I got a question for all the baseball buffs out there. Let's say a player is batting well over .400 for most of hte season. He gets traded during the year for 4 other great players. His BA resets to zero, doesn't it? So if he bats over .400 in the other league, does he get credit for his average?
Yes to both questions, that is if he has the required at-bats to win the batting title.
In 1990, Willie McGee won the National League batting title.
As a member of the Oakland Athletics. (Of the American League, for the uninitated. The rest of you may let out a loud, scorching "DUH.")
He was traded from the Cardinals in late August (for FELIX JOSE~!) and had already batted enough times to qualify. Obviously, if you're traded at the All-Star Break or just after you might not have enough plate appearances, but by mid-August most batters have qualified.
Willie also had a batting average with the Athletics, though not one large enough to compete for the AL batting crown.
I was under the impression that, with all the changes to MLB over the last four or five years, stats were merged together from both leagues. (This goes along with one set of umpires and the elimination of the AL/NL presidents.)
Incdientally, even if you don't have enough at-bats to qualify in the one league.

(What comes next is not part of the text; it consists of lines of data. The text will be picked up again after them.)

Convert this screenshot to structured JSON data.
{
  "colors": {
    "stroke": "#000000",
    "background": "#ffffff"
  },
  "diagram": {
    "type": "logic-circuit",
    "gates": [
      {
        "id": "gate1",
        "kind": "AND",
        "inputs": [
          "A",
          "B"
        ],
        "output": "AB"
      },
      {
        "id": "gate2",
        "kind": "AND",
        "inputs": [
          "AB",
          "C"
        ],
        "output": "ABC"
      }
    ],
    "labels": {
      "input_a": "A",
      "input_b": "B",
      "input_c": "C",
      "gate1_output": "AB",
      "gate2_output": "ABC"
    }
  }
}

You could still qualify. Exmaple: If Player A is leading the leauge and only has 475 PA, they will add 27 more PA to his total and recalcucalte the average. If the recalcualted average still leads the league, then the player wins the batting title with his real average.
"If this cruel, loudmouth extremist is the cream of the Democratic crop, next November's going to make the 1984 election look like a squeaker." --House Majority Leader Tom DeLay (R-TX) on Howard Dean
I think, though, that if Player X hit .410 from April - August, then hit .200 in September on his new team, he wouldn't (and shouldn't) get the love for hitting .400. A few guys like Brett and Gwynn have been at or near .400 on September 1 and fallen short, and I think this guy would fall under the same category as those guys.
Washington Huskies, 1-1. USC didn't look THAT great after the first quarter, so I'm more optimistic that they'll be the 2003 Pac-10 champs.
Nobody is saying that small-market teams can't win. The argument is that Boston and NYY are able to be competitive every single year due to their lack of financial restraints. The Yankees haven't been under .500 since 1992.